3. The learned District Magistrate (J.) has overlooked the fact that an act may give rise to a claim in damages, or may be a tort or civil wrong, but may not nevertheless constitute any crime. To constitute a crime, the intention required by the criminal law must be established as existing in the particular case. My attention has been drawn to two very interesting decisions, under closely similar circumstances. In Matabbar Shekh v. King Emperor (1909) 14 C.W.N. 936, the Calcutta High Court held that the action of an employee of the Steam Navigation Company is distraining the umbrella of the complainant, who did not pay the fare for a ticket, could not be held to amount to the criminal offence of theft. In a decision of the Patna High Court in Daulat Shaw v. Emperor : AIR1921Pat390 , a forcible removal of certain property in order to realise legal dues, but not with a view to make wrongful gain or to cause wrongful loss, was held not to amount to theft.

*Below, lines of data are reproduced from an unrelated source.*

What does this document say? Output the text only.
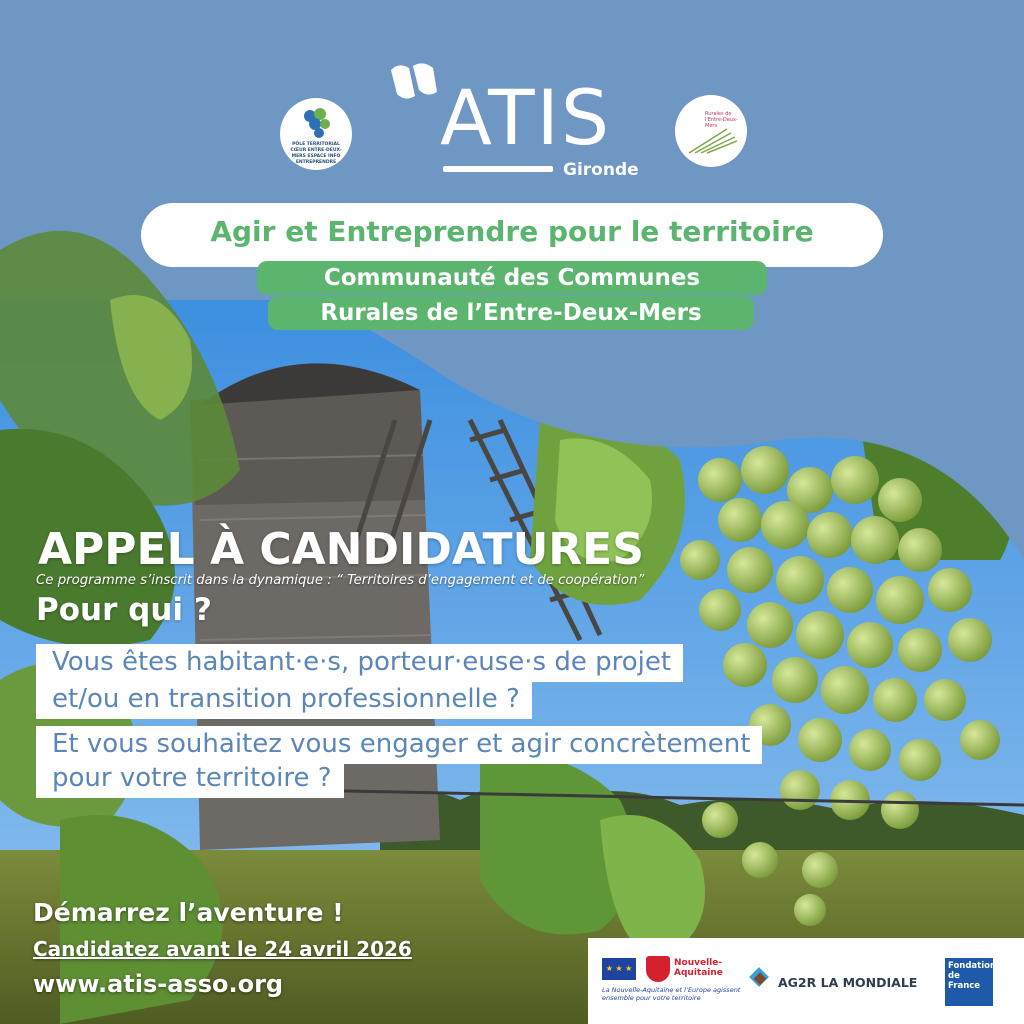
ATIS
Gironde
PÔLE TERRITORIAL CŒUR ENTRE-DEUX-MERS ESPACE INFO ENTREPRENDRE
Rurales de l'Entre-Deux-Mers
Agir et Entreprendre pour le territoire
Communauté des Communes
Rurales de l’Entre-Deux-Mers
APPEL À CANDIDATURES
Ce programme s’inscrit dans la dynamique : “ Territoires d’engagement et de coopération”
Pour qui ?
Vous êtes habitant·e·s, porteur·euse·s de projet
et/ou en transition professionnelle ?
Et vous souhaitez vous engager et agir concrètement
pour votre territoire ?
Démarrez l’aventure !
Candidatez avant le 24 avril 2026
www.atis-asso.org
★ ★ ★
Nouvelle-Aquitaine
La Nouvelle-Aquitaine et l’Europe agissent ensemble pour votre territoire
AG2R LA MONDIALE
Fondation de France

4. In the present case, it is clear that the revision petitioner did not have the intention either to cause wrongful loss to the complainant, or to obtain wrongful gain for himself. Similarly he had no criminal intent, as defined in Section 425, Indian Penal Code. His sole intention appears to have been to do something which would compel the complainant to pay him the lawful rent. That might presumably give rise to an action based upon tort or civil wrong, but it constitutes no offence under the Indian Penal Code.

5. The revision is accordingly allowed and the petitioner will be acquitted.